Today I experienced the infamous streak shortening bug - and I’m glad!
I’ve never been a streak fanatic. There are many websites and apps with this feature, but I’ve never paid it much attention. However, when I started using LingQ in October, I decided to use the streak for the first couple of months, simply to keep myself on track and to create a habit. As I spent more and more time on LingQ, my streak grew to over 250 days. And gradually it became a burden. Why? Because my ability to read and understand Italian also grew, and much faster than I expected. Increasingly I was reading and listening things without importing them into LingQ, simply because I could understand them without extensive dictionary support.
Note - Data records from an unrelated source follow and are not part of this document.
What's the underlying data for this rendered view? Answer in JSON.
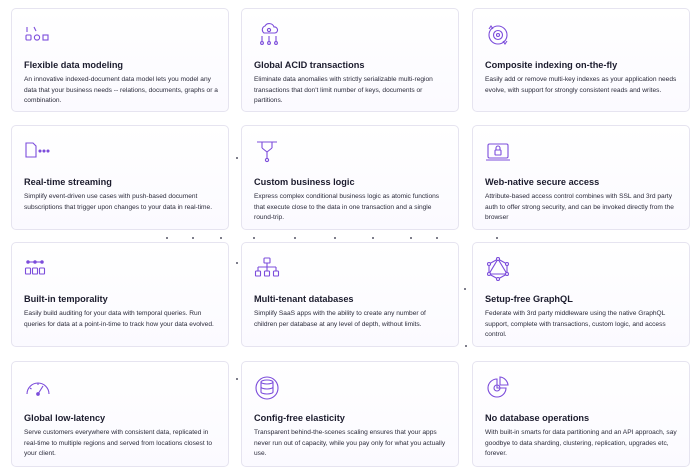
{
  "features": [
    {
      "icon": "data-model-icon",
      "title": "Flexible data modeling",
      "desc": "An innovative indexed-document data model lets you model any data that your business needs -- relations, documents, graphs or a combination."
    },
    {
      "icon": "transactions-icon",
      "title": "Global ACID transactions",
      "desc": "Eliminate data anomalies with strictly serializable multi-region transactions that don't limit number of keys, documents or partitions."
    },
    {
      "icon": "indexing-icon",
      "title": "Composite indexing on-the-fly",
      "desc": "Easily add or remove multi-key indexes as your application needs evolve, with support for strongly consistent reads and writes."
    },
    {
      "icon": "streaming-icon",
      "title": "Real-time streaming",
      "desc": "Simplify event-driven use cases with push-based document subscriptions that trigger upon changes to your data in real-time."
    },
    {
      "icon": "business-logic-icon",
      "title": "Custom business logic",
      "desc": "Express complex conditional business logic as atomic functions that execute close to the data in one transaction and a single round-trip."
    },
    {
      "icon": "lock-icon",
      "title": "Web-native secure access",
      "desc": "Attribute-based access control combines with SSL and 3rd party auth to offer strong security, and can be invoked directly from the browser"
    },
    {
      "icon": "temporality-icon",
      "title": "Built-in temporality",
      "desc": "Easily build auditing for your data with temporal queries. Run queries for data at a point-in-time to track how your data evolved."
    },
    {
      "icon": "multi-tenant-icon",
      "title": "Multi-tenant databases",
      "desc": "Simplify SaaS apps with the ability to create any number of children per database at any level of depth, without limits."
    },
    {
      "icon": "graphql-icon",
      "title": "Setup-free GraphQL",
      "desc": "Federate with 3rd party middleware using the native GraphQL support, complete with transactions, custom logic, and access control."
    },
    {
      "icon": "latency-gauge-icon",
      "title": "Global low-latency",
      "desc": "Serve customers everywhere with consistent data, replicated in real-time to multiple regions and served from locations closest to your client."
    },
    {
      "icon": "elasticity-icon",
      "title": "Config-free elasticity",
      "desc": "Transparent behind-the-scenes scaling ensures that your apps never run out of capacity, while you pay only for what you actually use."
    },
    {
      "icon": "no-ops-icon",
      "title": "No database operations",
      "desc": "With built-in smarts for data partitioning and an API approach, say goodbye to data sharding, clustering, replication, upgrades etc, forever."
    }
  ],
  "accent_color": "#7c4ddb"
}
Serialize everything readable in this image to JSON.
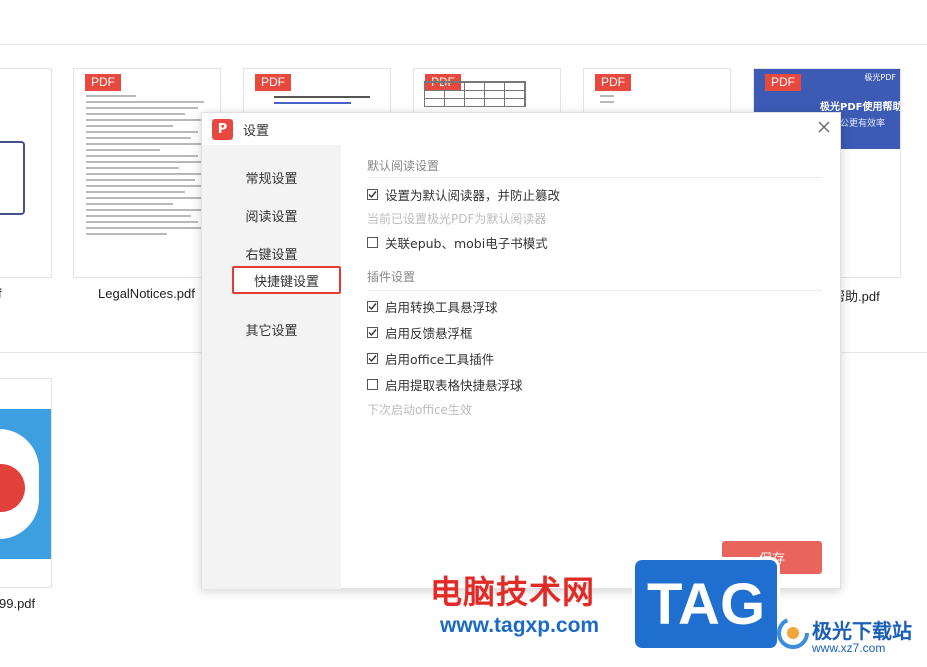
{
  "files": [
    {
      "name": "LegalNotices.pdf",
      "badge": "PDF"
    },
    {
      "name": "",
      "badge": "PDF"
    },
    {
      "name": "",
      "badge": "PDF"
    },
    {
      "name": "",
      "badge": "PDF"
    },
    {
      "name": "帮助.pdf",
      "badge": "PDF",
      "banner": "极光PDF使用帮助",
      "banner_sub": "公更有效率",
      "brand": "极光PDF"
    },
    {
      "name": "99.pdf"
    },
    {
      "name": "f"
    }
  ],
  "dialog": {
    "title": "设置",
    "logo_letter": "P",
    "nav": [
      "常规设置",
      "阅读设置",
      "右键设置",
      "快捷键设置",
      "其它设置"
    ],
    "active_nav": "快捷键设置",
    "section_reader": {
      "title": "默认阅读设置",
      "options": [
        {
          "label": "设置为默认阅读器，并防止篡改",
          "checked": true
        }
      ],
      "note": "当前已设置极光PDF为默认阅读器",
      "options2": [
        {
          "label": "关联epub、mobi电子书模式",
          "checked": false
        }
      ]
    },
    "section_plugin": {
      "title": "插件设置",
      "options": [
        {
          "label": "启用转换工具悬浮球",
          "checked": true
        },
        {
          "label": "启用反馈悬浮框",
          "checked": true
        },
        {
          "label": "启用office工具插件",
          "checked": true
        },
        {
          "label": "启用提取表格快捷悬浮球",
          "checked": false
        }
      ],
      "note": "下次启动office生效"
    },
    "save_label": "保存"
  },
  "watermark": {
    "cn_text": "电脑技术网",
    "url": "www.tagxp.com",
    "tag": "TAG",
    "jg_name": "极光下载站",
    "jg_url": "www.xz7.com"
  },
  "colors": {
    "accent": "#e8493f",
    "active_border": "#e23b34",
    "save_bg": "#e8645d"
  }
}
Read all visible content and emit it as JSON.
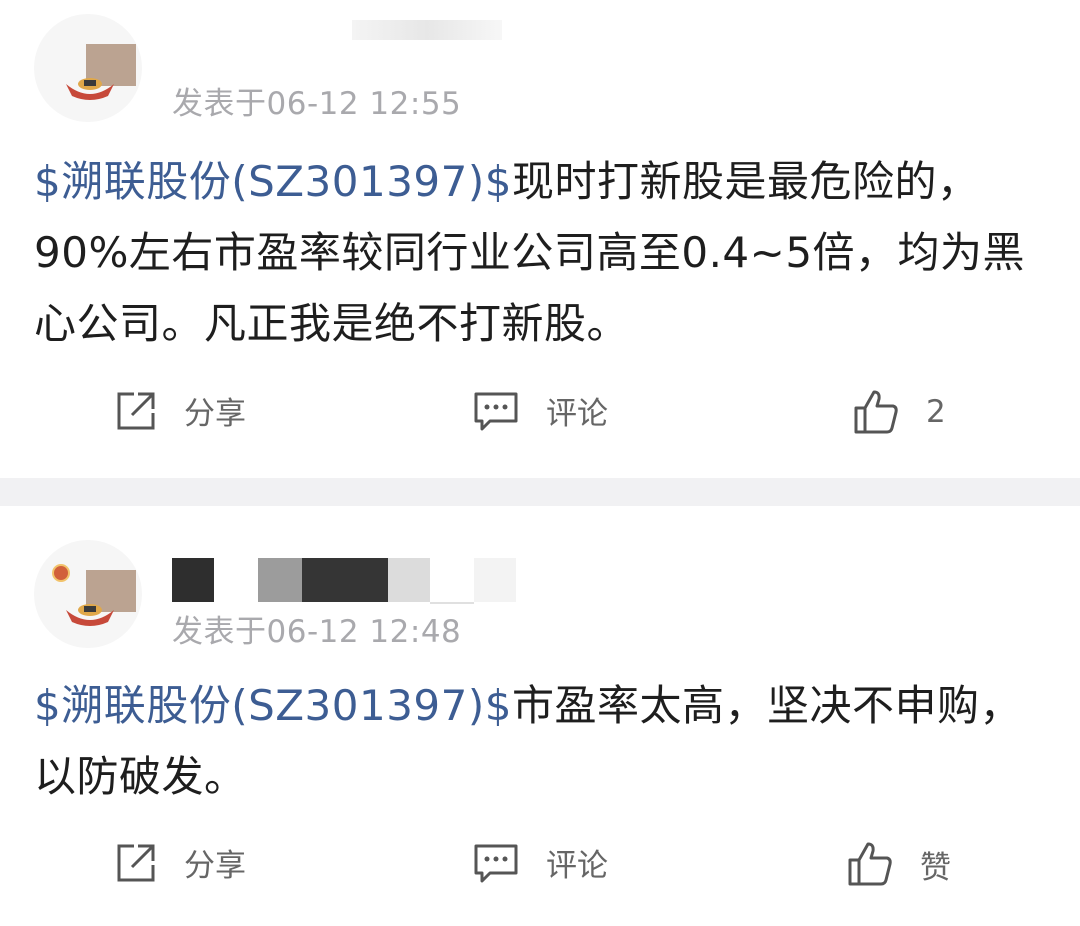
{
  "posts": [
    {
      "meta": "发表于06-12 12:55",
      "stock_tag": "$溯联股份(SZ301397)$",
      "text": "现时打新股是最危险的，90%左右市盈率较同行业公司高至0.4~5倍，均为黑心公司。凡正我是绝不打新股。",
      "actions": {
        "share": "分享",
        "comment": "评论",
        "like": "2"
      }
    },
    {
      "meta": "发表于06-12 12:48",
      "stock_tag": "$溯联股份(SZ301397)$",
      "text": "市盈率太高，坚决不申购，以防破发。",
      "actions": {
        "share": "分享",
        "comment": "评论",
        "like": "赞"
      }
    }
  ],
  "colors": {
    "link": "#3d5d93",
    "meta": "#a9a9ad",
    "divider": "#f1f1f3"
  },
  "icons": [
    "share-icon",
    "comment-icon",
    "thumbs-up-icon"
  ]
}
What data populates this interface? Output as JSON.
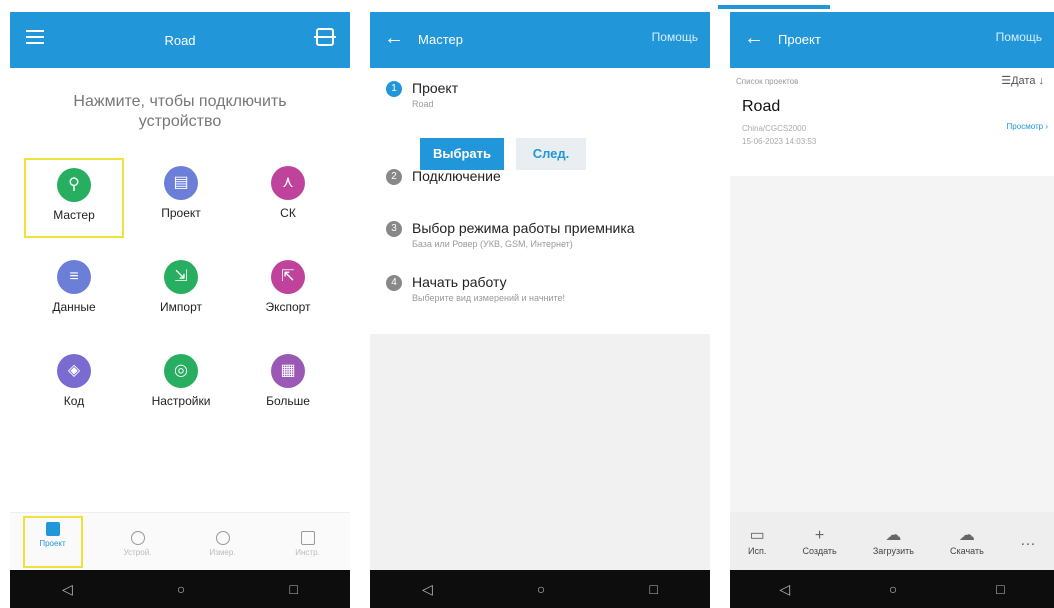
{
  "screen1": {
    "title": "Road",
    "hint": "Нажмите, чтобы подключить устройство",
    "tiles": [
      {
        "label": "Мастер",
        "icon": "signpost-icon",
        "color": "#27ae60",
        "glyph": "⚲"
      },
      {
        "label": "Проект",
        "icon": "document-icon",
        "color": "#6c7fd8",
        "glyph": "▤"
      },
      {
        "label": "СК",
        "icon": "coordinate-system-icon",
        "color": "#c0439b",
        "glyph": "⋏"
      },
      {
        "label": "Данные",
        "icon": "database-icon",
        "color": "#6c7fd8",
        "glyph": "≡"
      },
      {
        "label": "Импорт",
        "icon": "import-icon",
        "color": "#27ae60",
        "glyph": "⇲"
      },
      {
        "label": "Экспорт",
        "icon": "export-icon",
        "color": "#c0439b",
        "glyph": "⇱"
      },
      {
        "label": "Код",
        "icon": "tag-icon",
        "color": "#7a6bd0",
        "glyph": "◈"
      },
      {
        "label": "Настройки",
        "icon": "settings-icon",
        "color": "#27ae60",
        "glyph": "◎"
      },
      {
        "label": "Больше",
        "icon": "grid-icon",
        "color": "#9b59b6",
        "glyph": "▦"
      }
    ],
    "bottom_tabs": [
      {
        "label": "Проект",
        "icon": "project-tab-icon"
      },
      {
        "label": "Устрой.",
        "icon": "device-tab-icon"
      },
      {
        "label": "Измер.",
        "icon": "survey-tab-icon"
      },
      {
        "label": "Инстр.",
        "icon": "tools-tab-icon"
      }
    ]
  },
  "screen2": {
    "title": "Мастер",
    "help": "Помощь",
    "steps": [
      {
        "num": "1",
        "title": "Проект",
        "sub": "Road"
      },
      {
        "num": "2",
        "title": "Подключение",
        "sub": ""
      },
      {
        "num": "3",
        "title": "Выбор режима работы приемника",
        "sub": "База или Ровер (УКВ, GSM, Интернет)"
      },
      {
        "num": "4",
        "title": "Начать работу",
        "sub": "Выберите вид измерений и начните!"
      }
    ],
    "select_label": "Выбрать",
    "next_label": "След."
  },
  "screen3": {
    "title": "Проект",
    "help": "Помощь",
    "list_caption": "Список проектов",
    "sort_label": "Дата",
    "project": {
      "name": "Road",
      "crs": "China/CGCS2000",
      "date": "15-06-2023 14:03:53",
      "view_label": "Просмотр"
    },
    "tools": [
      {
        "label": "Исп.",
        "icon": "folder-icon",
        "glyph": "▭"
      },
      {
        "label": "Создать",
        "icon": "plus-icon",
        "glyph": "+"
      },
      {
        "label": "Загрузить",
        "icon": "cloud-upload-icon",
        "glyph": "☁"
      },
      {
        "label": "Скачать",
        "icon": "cloud-download-icon",
        "glyph": "☁"
      },
      {
        "label": "",
        "icon": "more-icon",
        "glyph": "…"
      }
    ]
  },
  "system_nav": {
    "back": "◁",
    "home": "○",
    "recent": "□"
  },
  "colors": {
    "primary": "#2196d8",
    "highlight": "#f0e23a"
  }
}
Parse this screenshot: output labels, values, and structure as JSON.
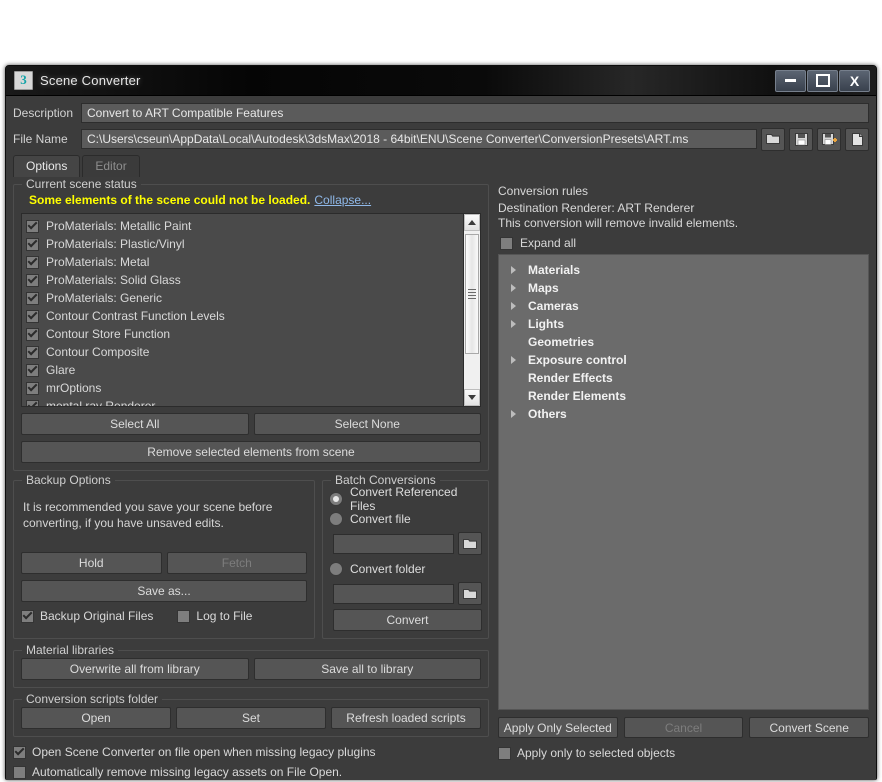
{
  "window": {
    "title": "Scene Converter",
    "app_icon": "3dsmax-icon",
    "minimize_label": "Minimize",
    "maximize_label": "Maximize",
    "close_label": "Close"
  },
  "header": {
    "description_label": "Description",
    "description_value": "Convert to ART Compatible Features",
    "file_name_label": "File Name",
    "file_name_value": "C:\\Users\\cseun\\AppData\\Local\\Autodesk\\3dsMax\\2018 - 64bit\\ENU\\Scene Converter\\ConversionPresets\\ART.ms",
    "icon_buttons": [
      {
        "name": "open-preset-icon",
        "title": "Open"
      },
      {
        "name": "save-preset-icon",
        "title": "Save"
      },
      {
        "name": "save-as-preset-icon",
        "title": "Save As"
      },
      {
        "name": "new-preset-icon",
        "title": "New"
      }
    ]
  },
  "tabs": [
    {
      "label": "Options",
      "active": true
    },
    {
      "label": "Editor",
      "active": false
    }
  ],
  "scene_status": {
    "group_title": "Current scene status",
    "warning": "Some elements of the scene could not be loaded.",
    "collapse_link": "Collapse...",
    "items": [
      {
        "label": "ProMaterials: Metallic Paint",
        "checked": true
      },
      {
        "label": "ProMaterials: Plastic/Vinyl",
        "checked": true
      },
      {
        "label": "ProMaterials: Metal",
        "checked": true
      },
      {
        "label": "ProMaterials: Solid Glass",
        "checked": true
      },
      {
        "label": "ProMaterials: Generic",
        "checked": true
      },
      {
        "label": "Contour Contrast Function Levels",
        "checked": true
      },
      {
        "label": "Contour Store Function",
        "checked": true
      },
      {
        "label": "Contour Composite",
        "checked": true
      },
      {
        "label": "Glare",
        "checked": true
      },
      {
        "label": "mrOptions",
        "checked": true
      },
      {
        "label": "mental ray Renderer",
        "checked": true
      }
    ],
    "select_all_label": "Select All",
    "select_none_label": "Select None",
    "remove_label": "Remove selected elements from scene"
  },
  "backup": {
    "group_title": "Backup Options",
    "hint": "It is recommended you save your scene before converting, if you have unsaved edits.",
    "hold_label": "Hold",
    "fetch_label": "Fetch",
    "save_as_label": "Save as...",
    "backup_original_label": "Backup Original Files",
    "backup_original_checked": true,
    "log_to_file_label": "Log to File",
    "log_to_file_checked": false
  },
  "batch": {
    "group_title": "Batch Conversions",
    "convert_referenced_label": "Convert Referenced Files",
    "convert_file_label": "Convert file",
    "convert_folder_label": "Convert folder",
    "selected": "Convert Referenced Files",
    "file_path_value": "",
    "folder_path_value": "",
    "browse_icon": "folder-icon",
    "convert_label": "Convert"
  },
  "material_libraries": {
    "group_title": "Material libraries",
    "overwrite_label": "Overwrite all from library",
    "save_all_label": "Save all to library"
  },
  "scripts_folder": {
    "group_title": "Conversion scripts folder",
    "open_label": "Open",
    "set_label": "Set",
    "refresh_label": "Refresh loaded scripts"
  },
  "footer_options": [
    {
      "label": "Open Scene Converter on file open when missing legacy plugins",
      "checked": true
    },
    {
      "label": "Automatically remove missing legacy assets on File Open.",
      "checked": false
    }
  ],
  "conversion_rules": {
    "group_title": "Conversion rules",
    "destination_line": "Destination Renderer: ART Renderer",
    "note_line": "This conversion will remove invalid elements.",
    "expand_all_label": "Expand all",
    "expand_all_checked": false,
    "tree": [
      {
        "label": "Materials",
        "has_arrow": true
      },
      {
        "label": "Maps",
        "has_arrow": true
      },
      {
        "label": "Cameras",
        "has_arrow": true
      },
      {
        "label": "Lights",
        "has_arrow": true
      },
      {
        "label": "Geometries",
        "has_arrow": false
      },
      {
        "label": "Exposure control",
        "has_arrow": true
      },
      {
        "label": "Render Effects",
        "has_arrow": false
      },
      {
        "label": "Render Elements",
        "has_arrow": false
      },
      {
        "label": "Others",
        "has_arrow": true
      }
    ],
    "apply_only_selected_label": "Apply Only Selected",
    "cancel_label": "Cancel",
    "cancel_disabled": true,
    "convert_scene_label": "Convert Scene",
    "apply_only_objects_label": "Apply only to selected objects",
    "apply_only_objects_checked": false
  },
  "colors": {
    "window_bg": "#3c3c3c",
    "warning_yellow": "#ffff00",
    "link_blue": "#8fb8e8",
    "tree_bg": "#6b6b6b",
    "accent_icon": "#12a3a8"
  }
}
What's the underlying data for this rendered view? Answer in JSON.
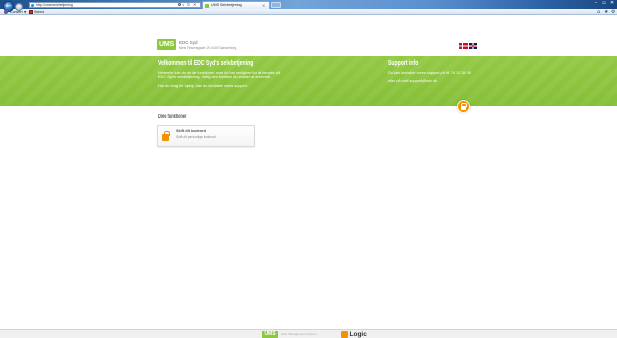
{
  "browser": {
    "address_url": "http://ums/selvbetjening",
    "tab_title": "UMS Selvbetjening",
    "toolbar": {
      "convert_label": "Convert",
      "select_label": "Select"
    }
  },
  "header": {
    "logo_text": "UMS",
    "org_name": "EDC Syd",
    "org_address": "Niels Finsensgade 19, 6400 Sønderborg"
  },
  "banner": {
    "title": "Velkommen til EDC Syd's selvbetjening",
    "body_lines": [
      "Nedenfor kan du se de funktioner, som du har mulighed for at benytte på",
      "EDC Syd's selvbetjening. Vælg den funktion du ønsker at anvende.",
      "Har du brug for hjælp, kan du kontakte vores support."
    ],
    "support": {
      "title": "Support info",
      "lines": [
        "Du kan kontakte vores support på tlf. 74 12 34 00",
        "eller på mail support@edc.dk"
      ]
    }
  },
  "functions": {
    "title": "Dine funktioner",
    "items": [
      {
        "title": "Skift dit kodeord",
        "description": "Skift dit personlige kodeord",
        "icon": "lock-icon"
      }
    ]
  },
  "footer": {
    "ums_logo": "UMS",
    "tagline": "User Management System",
    "logic_logo_text": "Logic"
  },
  "icons": {
    "browser": [
      "back-icon",
      "forward-icon",
      "search-icon",
      "refresh-icon",
      "stop-icon",
      "home-icon",
      "favorites-icon",
      "tools-icon"
    ],
    "languages": [
      "flag-dk-icon",
      "flag-uk-icon"
    ],
    "banner_badge": "user-icon"
  },
  "colors": {
    "brand_green": "#8dc63f",
    "accent_orange": "#f39200",
    "browser_blue": "#2f67ac"
  }
}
At some point I realized that keeping the streak was becoming counterproductive. I could read and listen to native content for hours, but it had no impact on my LingQ statistics, so I felt obliged to come to LingQ and read something just to keep my streak alive - or worse, just cheat and click mindlessly on unknown words. Also, as my vocabulary grew, it was becoming harder and harder to reach my daily LingQ target. But I also realized that I didn’t want to lose my streak, because it looked so nice. Even though I knew I didn’t really need it anymore, even though it became a burden rather than a benefit, I still hesitated to drop it.
And now the streak shortening bug has come along and solved this problem for me. Don’t get me wrong, I’m really sorry for people who feel the loss of their streaks, and I hope this will be resolved. If it happened to me three months ago, I would have probably reacted differently.
On the other hand, my experience shows that no metric, tool, or motivating feature is useful if it’s not useful for you. So if you have a really long streak, why not use this situation to rethink whether it’s outlived its usefulness?